I'm having problem with equations while finding the points:
$$\nabla f(x) = \nabla g(x) \lambda$$
$$ 2x = 2x \lambda $$
$$z = 2y \lambda $$
$$y = 2z \lambda $$
$$ x^2+y^2+z^2-1 = 0 $$
Then, if $\lambda=0$, then $(x,y,z)=(0,0,0)$ but since $x^2+y^2+z^2-1=0$ we have a contradiction.
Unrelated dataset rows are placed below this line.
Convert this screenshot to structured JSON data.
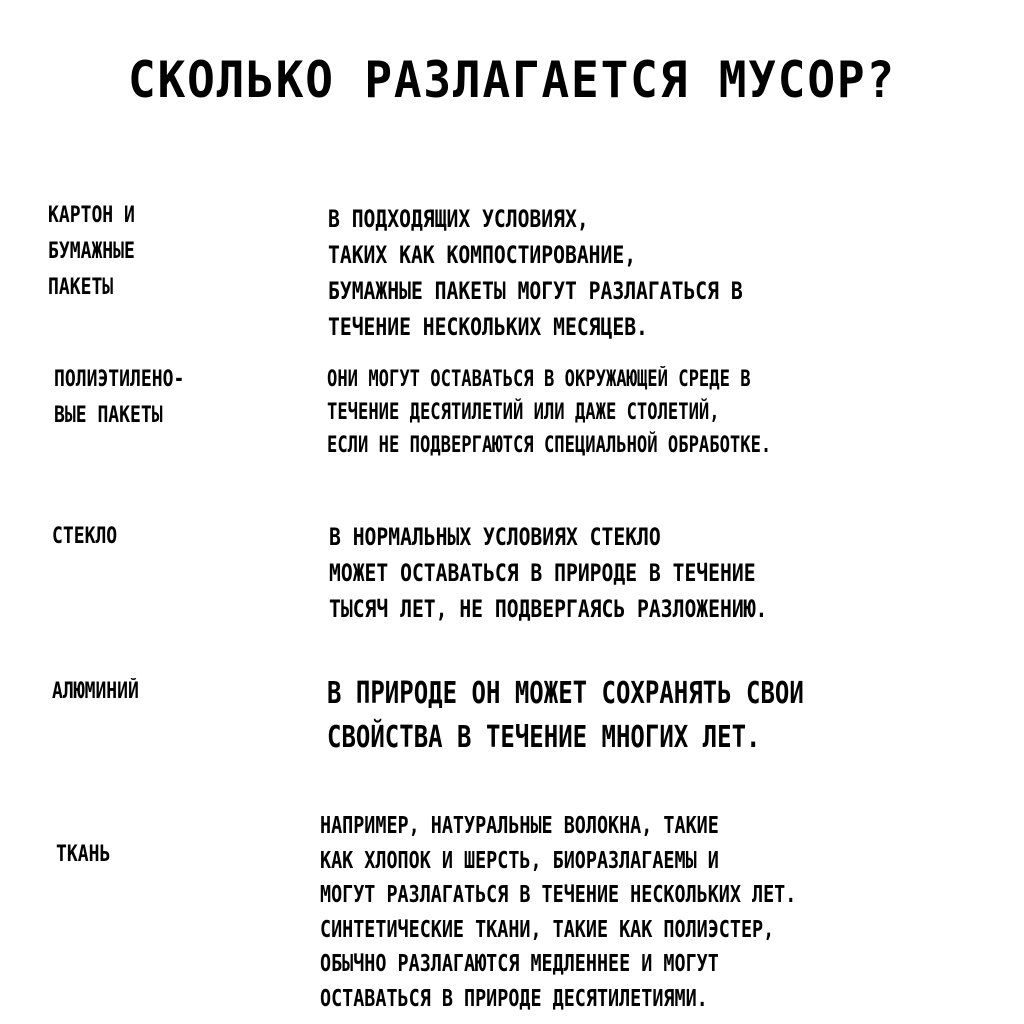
{
  "title": "СКОЛЬКО РАЗЛАГАЕТСЯ МУСОР?",
  "items": [
    {
      "label": "КАРТОН И\nБУМАЖНЫЕ\nПАКЕТЫ",
      "description": "В ПОДХОДЯЩИХ УСЛОВИЯХ,\nТАКИХ КАК КОМПОСТИРОВАНИЕ,\nБУМАЖНЫЕ ПАКЕТЫ МОГУТ РАЗЛАГАТЬСЯ В\nТЕЧЕНИЕ НЕСКОЛЬКИХ МЕСЯЦЕВ."
    },
    {
      "label": "ПОЛИЭТИЛЕНО-\nВЫЕ ПАКЕТЫ",
      "description": "ОНИ МОГУТ ОСТАВАТЬСЯ В ОКРУЖАЮЩЕЙ СРЕДЕ В\nТЕЧЕНИЕ ДЕСЯТИЛЕТИЙ ИЛИ ДАЖЕ СТОЛЕТИЙ,\nЕСЛИ НЕ ПОДВЕРГАЮТСЯ СПЕЦИАЛЬНОЙ ОБРАБОТКЕ."
    },
    {
      "label": "СТЕКЛО",
      "description": "В НОРМАЛЬНЫХ УСЛОВИЯХ СТЕКЛО\nМОЖЕТ ОСТАВАТЬСЯ В ПРИРОДЕ В ТЕЧЕНИЕ\nТЫСЯЧ ЛЕТ, НЕ ПОДВЕРГАЯСЬ РАЗЛОЖЕНИЮ."
    },
    {
      "label": "АЛЮМИНИЙ",
      "description": "В ПРИРОДЕ ОН МОЖЕТ СОХРАНЯТЬ СВОИ\nСВОЙСТВА В ТЕЧЕНИЕ МНОГИХ ЛЕТ."
    },
    {
      "label": "ТКАНЬ",
      "description": "НАПРИМЕР, НАТУРАЛЬНЫЕ ВОЛОКНА, ТАКИЕ\nКАК ХЛОПОК И ШЕРСТЬ, БИОРАЗЛАГАЕМЫ И\nМОГУТ РАЗЛАГАТЬСЯ В ТЕЧЕНИЕ НЕСКОЛЬКИХ ЛЕТ.\nСИНТЕТИЧЕСКИЕ ТКАНИ, ТАКИЕ КАК ПОЛИЭСТЕР,\nОБЫЧНО РАЗЛАГАЮТСЯ МЕДЛЕННЕЕ И МОГУТ\nОСТАВАТЬСЯ В ПРИРОДЕ ДЕСЯТИЛЕТИЯМИ."
    }
  ]
}
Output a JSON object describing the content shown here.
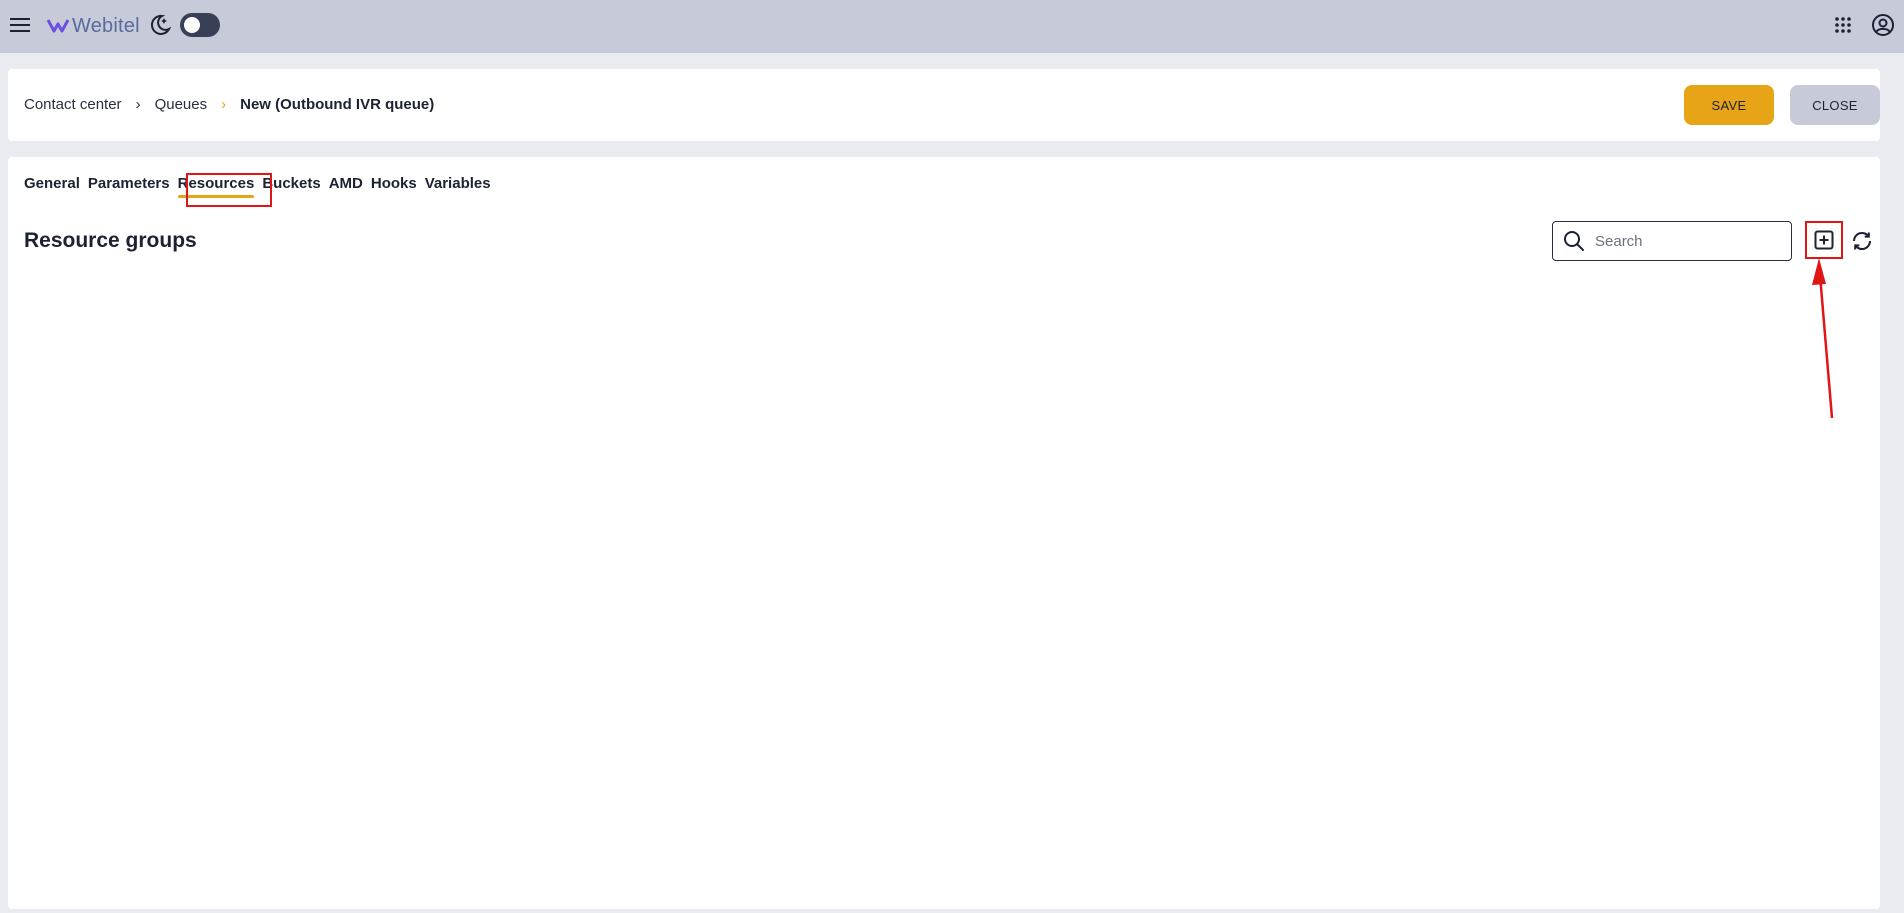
{
  "app": {
    "brand": "Webitel"
  },
  "header": {
    "breadcrumb": [
      "Contact center",
      "Queues",
      "New (Outbound IVR queue)"
    ],
    "save_label": "SAVE",
    "close_label": "CLOSE"
  },
  "tabs": [
    {
      "label": "General"
    },
    {
      "label": "Parameters"
    },
    {
      "label": "Resources",
      "active": true
    },
    {
      "label": "Buckets"
    },
    {
      "label": "AMD"
    },
    {
      "label": "Hooks"
    },
    {
      "label": "Variables"
    }
  ],
  "section": {
    "title": "Resource groups"
  },
  "search": {
    "placeholder": "Search"
  },
  "icons": {
    "menu": "hamburger-icon",
    "theme": "moon-icon",
    "apps": "grid-icon",
    "account": "account-circle-icon",
    "search": "search-icon",
    "add": "plus-square-icon",
    "refresh": "refresh-icon"
  },
  "colors": {
    "accent": "#e6a416",
    "topbar": "#c7cbd9",
    "annotation": "#e01515"
  }
}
Thus, consider $\lambda\not=0$ and $x\not=0$, then since $2x=2x\lambda$ then $\lambda=1$ and then $(x,y,z,\lambda)=(\pm 1,0,0,0)$ because $z=2y=2(2z)$ give $z=0$ but also $y=2z=2(2y)$ give $y=0$. However, for $\lambda \not=0,1$ and $x=0$ also we have $z=2y\lambda=2(2z)\lambda^2 $ give $\lambda=\pm \frac{1}{2}$. If $\lambda =-\frac{1}{2}$ we have $(x,y,z,\lambda)=(0,\pm \frac{1}{\sqrt{2}}, \mp \frac{1}{\sqrt{2}}, -\frac{1}{2})$. If $\lambda=\frac{1}{2}$ we have $(x,y,z,\lambda)=(0,\mp\frac{1}{\sqrt{2}},\mp\frac{1}{\sqrt{2}},\frac{1}{2})$. Thus, critical points are given by $\boxed{(\pm 1,0,0)}$ and $\boxed{(0,\pm\frac{1}{\sqrt{2}},\mp\frac{1}{\sqrt{2}})}$. Then, we need check it into $f(x,y,z)=x^2+yz-5$ in order to find the extremes values.